Create an alert template

  1. Log on to the Realtime Compute for Apache Flink console.
  2. On the Fully Managed Flink tab, click Development Console in the Actions column of the desired workspace.
  3. In the left-side navigation pane, click Alarm Templates.
  4. Click Add Alarm Template.
  5. Enter information about the rule.
    Alert templates
    Category Parameter Description
    Rule Name The name must be 3 to 64 characters in length and can contain lowercase letters, digits, and underscores (_). It must start with a letter.
    Description The remarks of the rule.
    Content Configure the content of the condition that triggers an alert. After the condition is configured, the system compares the value of the specified metric with the threshold at a specified interval. If the result meets the condition, the alert is automatically generated.
    In the condition:
    • Metric: Two types of metrics are supported.
      • Restart Count in 1 Minute: the number of times that Job Manager is restarted in 1 minute
      • Checkpoint Count in 5 Minutes: the number of times that the checkpoint succeeds in 5 minutes
    • Time interval N: A check is performed once every N minutes. The time interval must be equal to or less than 60 min. Unit: min.
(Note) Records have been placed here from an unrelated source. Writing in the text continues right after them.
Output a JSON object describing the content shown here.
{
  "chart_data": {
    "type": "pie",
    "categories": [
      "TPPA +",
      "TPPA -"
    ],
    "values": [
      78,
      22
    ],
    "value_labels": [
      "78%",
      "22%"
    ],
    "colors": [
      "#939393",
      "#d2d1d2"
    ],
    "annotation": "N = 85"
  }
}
    • Comparator: The >= and <= comparators are supported.
    • Threshold: The value that is used to compare with the metric.
    Effective Time The time when alert monitoring takes effect. You can specify that alert monitoring takes effect during the day (from 09:00 to 18:00). By default, alert monitoring takes effect throughout the day.
    Alarm Rate Valid values: 1 Min and 1 Day. This indicates that an alert is sent once per minute or per day.
    Notification Notify Way The following three notification delivery methods are supported:
    • DingDing
    • Email
    • SMS
    Note You can configure the phone number, mailbox, and DingTalk information of a contact in contacts.
    Contact Group The contacts or contact groups that can be notified. You can click the buttons below this field to edit contacts and contact groups.
  6. Click Save.
    The saved alert rule appears in the alert template list. You can edit or delete the alert rule.